Last Week on My Mac: Getting to the root of High Sierra’s problems

When we were told that High Sierra was going to fix bugs and introduce the new APFS file system, none of us could have expected what has happened since its release on 25 September. Yes, there have been some significant improvements in its bundled apps like Photos, and some bugs – probably including the scheduling of Time Machine backups – appear to have been fixed.

What has been most prominent about High Sierra, even reaching the general news media, have been some glaringly obvious bugs in its security. Last week’s crisis over the root user vulnerability was the most serious, as it affected every single Mac running any version of High Sierra. In the end, when Apple was shamed in a tweet, its engineers responded magnificently, and all was patched in less than twenty-four hours.

Commentators are right to question Apple’s quality management, as I have done previously, but the buck shouldn’t stop there. There’s more to High Sierra’s problems than just inadequate checking of code and flimsy pre-release testing. We need to drill down beyond these proximal causes if we are to understand what is going wrong.

For me, the most striking observation about last week’s vulnerability, and the previous password hint bug which made some encryption near-useless, is that these bugs occurred in code which had previously been working well in Sierra and earlier.
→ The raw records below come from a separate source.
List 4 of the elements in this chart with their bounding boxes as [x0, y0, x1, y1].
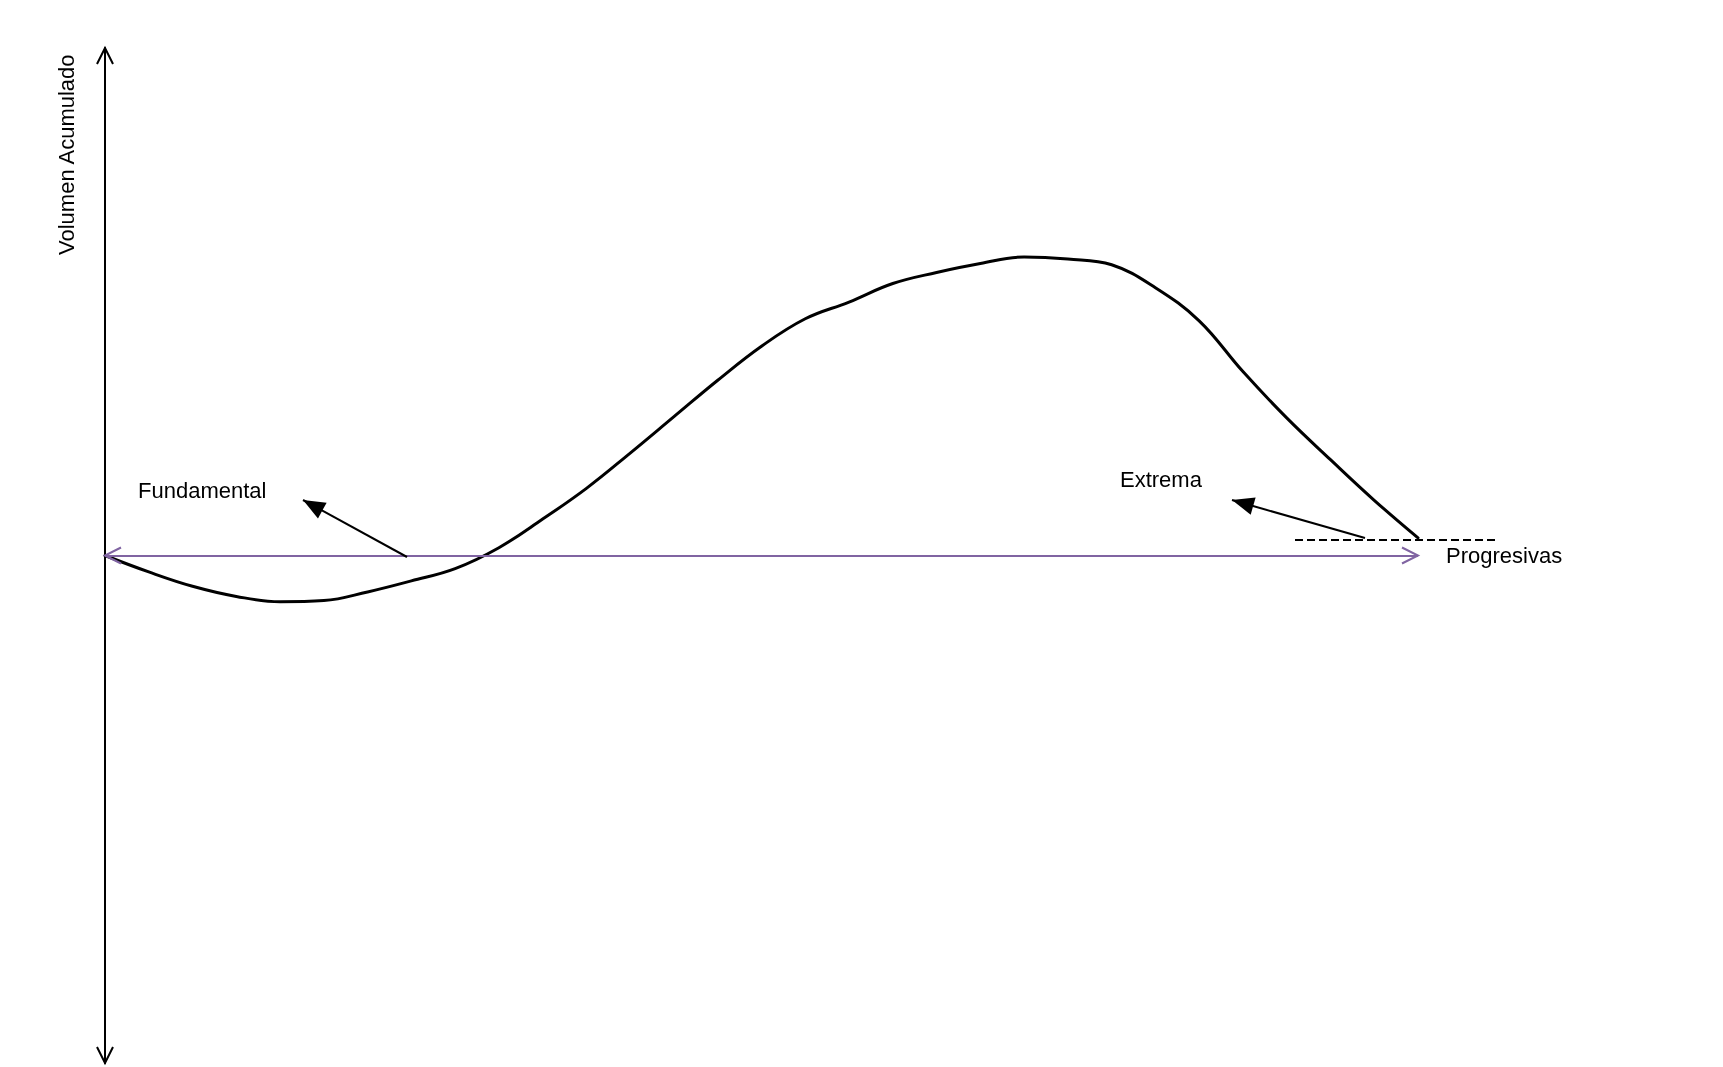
x-axis-title: Progresivas — [1446, 543, 1563, 568]
annotation: Fundamental — [138, 478, 267, 503]
y-axis-title: Volumen Acumulado — [54, 54, 79, 255]
annotation: Extrema — [1120, 467, 1203, 492]
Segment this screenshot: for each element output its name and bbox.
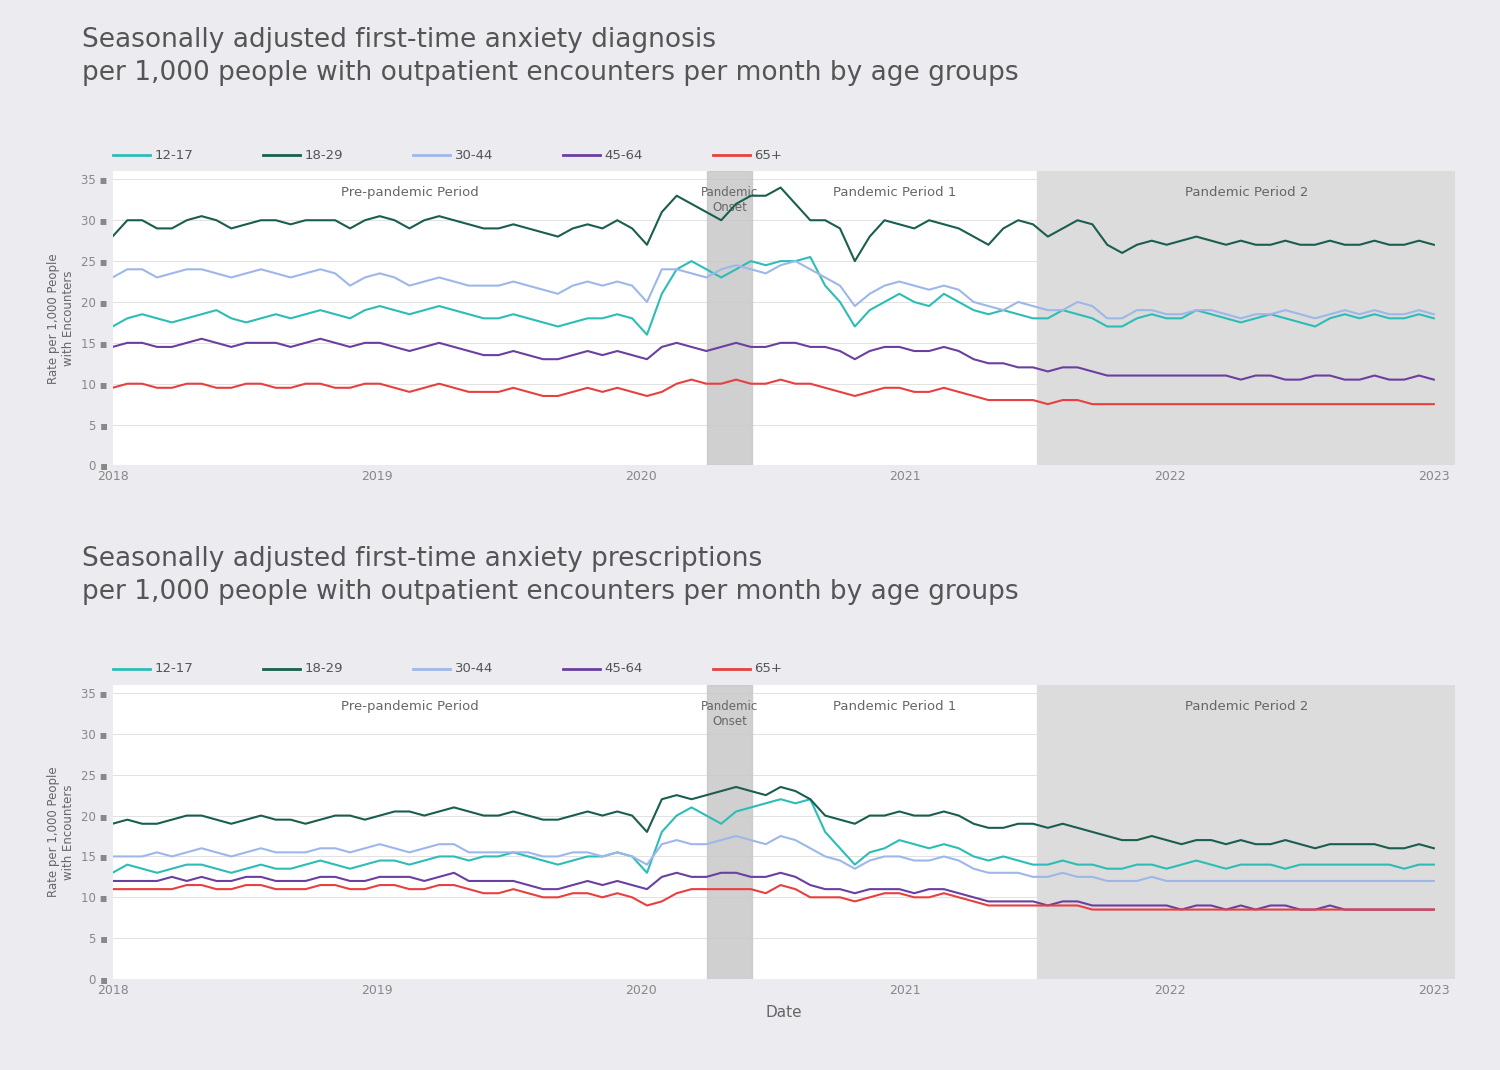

The same is true of the bugs in High Sierra’s new version of Disk Utility, which I and many others have been complaining about.

These are indicators that Apple is in the process of rewriting a lot of macOS. In the case of the root user vulnerability, this was in Open Directory, whose source code may well date back ten years or more. It has been my contention that macOS-only code, such as Time Machine, gets considerably less resources than that which is shared with iOS, but that doesn’t explain why, if such macOS development is being poorly resourced, Apple’s precious engineers are busy rewriting systems such as Open Directory, when there are so many other demands.

It also makes sense that, when there is a lot of code development taking place, code checking and testing tends to be rushed, and serious bugs like these can slip through into release. Apple must surely have proven procedures in place, so here the pace of development seems to have exceeded the capacity for checking and testing.

One simple reflection of what is happening in Apple’s software engineering is the change in version number for Open Directory, which leaped from 417.50.4 in 10.12.6 (released 19 July) to the current 483.20.7 in 10.13.1 updated (on 29 November). If Apple has numbered versions consecutively, that is 66 major version increments in four months; even if High Sierra started at 450.0.0 it still appears a prodigious pace.

Other clues come from what is happening in Apple’s use of Swift. Alexandre Colucci, in his Timac blog, tracks the use of Swift in iOS and macOS, and has found its use has grown from a mere 10 binaries in macOS 10.12.1 (released 24 October 2016) to 23 in macOS 10.13.1 (31 October 2017). Many of these are components which don’t appear to have undergone major external change.

We have been complaining about Apple’s apparent under-investment in macOS (and Mac hardware), when perhaps it has been investing more heavily than ever before. When we were promised that High Sierra would ‘fix bugs’, that may have been code for ‘our engineers are progressively re-writing much of macOS’, although not necessarily entirely in Swift, just yet.

Thus far, I think that we have evidence of what is happening, but from here we can only speculate as to why Apple is doing this now. Rewriting much of such a huge and protean operating system is not something that companies undertake lightly: there must be a compelling reason why this is occurring now.

Two good reasons for this sort of effort are maintainability, and hardware change.

Many years ago, when I was assessing its suitability for use by my team, I persuaded the author of a large and very sophisticated mathematical model to provide me with its source code. It took but a few minutes to discover that it was written in spaghetti Fortran, completely unstructured, and that it would actually have been quicker and cheaper to have re-written it from scratch than trying to use its source.

It is quite feasible that many of the older nooks and crannies in macOS have become similarly unmaintainable, although they would normally be revamped as part of a long-term rolling programme, and not all at once in a rush.

There may be one clue here in Apple’s sudden interest in its own EFI firmware, another new engineering task in High Sierra. Maybe the deadline which is driving all this activity has already been set in the introduction of new hardware next year.

I’d hazard a guess that those new systems include custom systems-on-a-chip (SoC), as are already used in the latest MacBook Pro models, and are rumoured for other imminent products. Once you need to move your code onto auxiliary processor systems, it’s a great help when it is modern, structured, and written in a language like Swift.

Apple would clearly never have wanted the embarrassment of last week’s root user vulnerability. Maybe in the long run it will prove a small price to pay for its ultimate goal in 2018.